Routekaart voor medicijnen
Noa bekijkt welke routes een medicijn volgt voordat het uiteindelijk bij de patiënt terecht komt. Ze is van plan een model te ontwikkelen waarin deze duidelijk worden. Zo kunnen in de toekomst ook andere academici haar inzichten gebruiken om te garanderen dat hun patiënten toegang hebben tot essentiële geneesmiddelen – ook als de aandoening die een patiënt heeft ontzettend zeldzaam is.

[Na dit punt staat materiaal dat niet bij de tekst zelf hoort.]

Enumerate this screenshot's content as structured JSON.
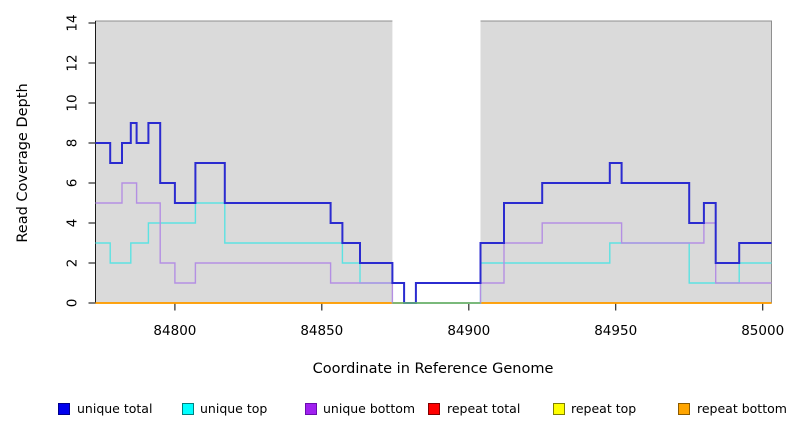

Beschikbaarheid van voedingssupplementen voor patiënten met een erfelijke stofwisselingsziekte
De Nederlandse en Europese regelgeving maakt een duidelijk onderscheid tussen medicijnen en voedingssupplementen. Dat lijkt logisch, maar voor patiënten met bijvoorbeeld een erfelijke stofwisselingsziekte zijn deze voedingssupplementen eigenlijk essentiële geneesmiddelen. Ze kunnen precies dat stofje zelf niet aanmaken. Nina Stolwijk zoekt uit waar de grens ligt tussen geneesmiddel en supplement. “Aan geneesmiddelen worden -terecht- hoge eisen gesteld. Maar wat als het middel dat jij als patiënt nodig is volgens de huidige regels niet als medicijn maar als voedingssupplement wordt gezien? Hoe garandeer je dan een hoge kwaliteit en beschikbaarheid? Het is mijn doel om deze behandelingen beter beschikbaar te maken en te houden door uit te zoeken wat de valkuilen zijn, oplossingen te vinden en deze in praktijk tot uitvoer te brengen.”

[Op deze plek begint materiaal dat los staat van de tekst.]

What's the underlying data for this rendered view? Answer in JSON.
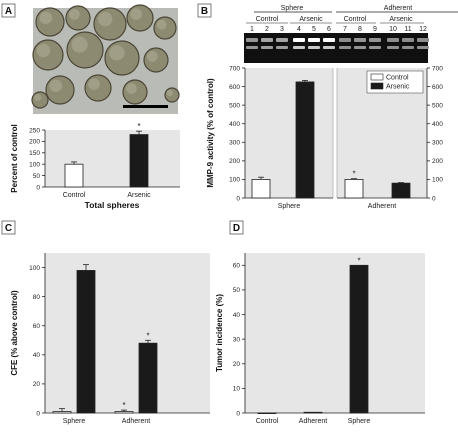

Aan de hand van casuïstiek uit de praktijk wordt onderzocht hoe een bepaald middel het beste geclassificeerd kan worden om een goede beschikbaarheid en hoge kwaliteit te garanderen. Het kan zo zijn dat de beste optie is een voedingssupplement als medicijn te registreren. Daar komen dan weer nieuwe uitdagingen bij kijken: hoe zorgen we dat zo’n nieuw middel betaalbaar blijft en wat is de beste manier om het geproduceerd te krijgen?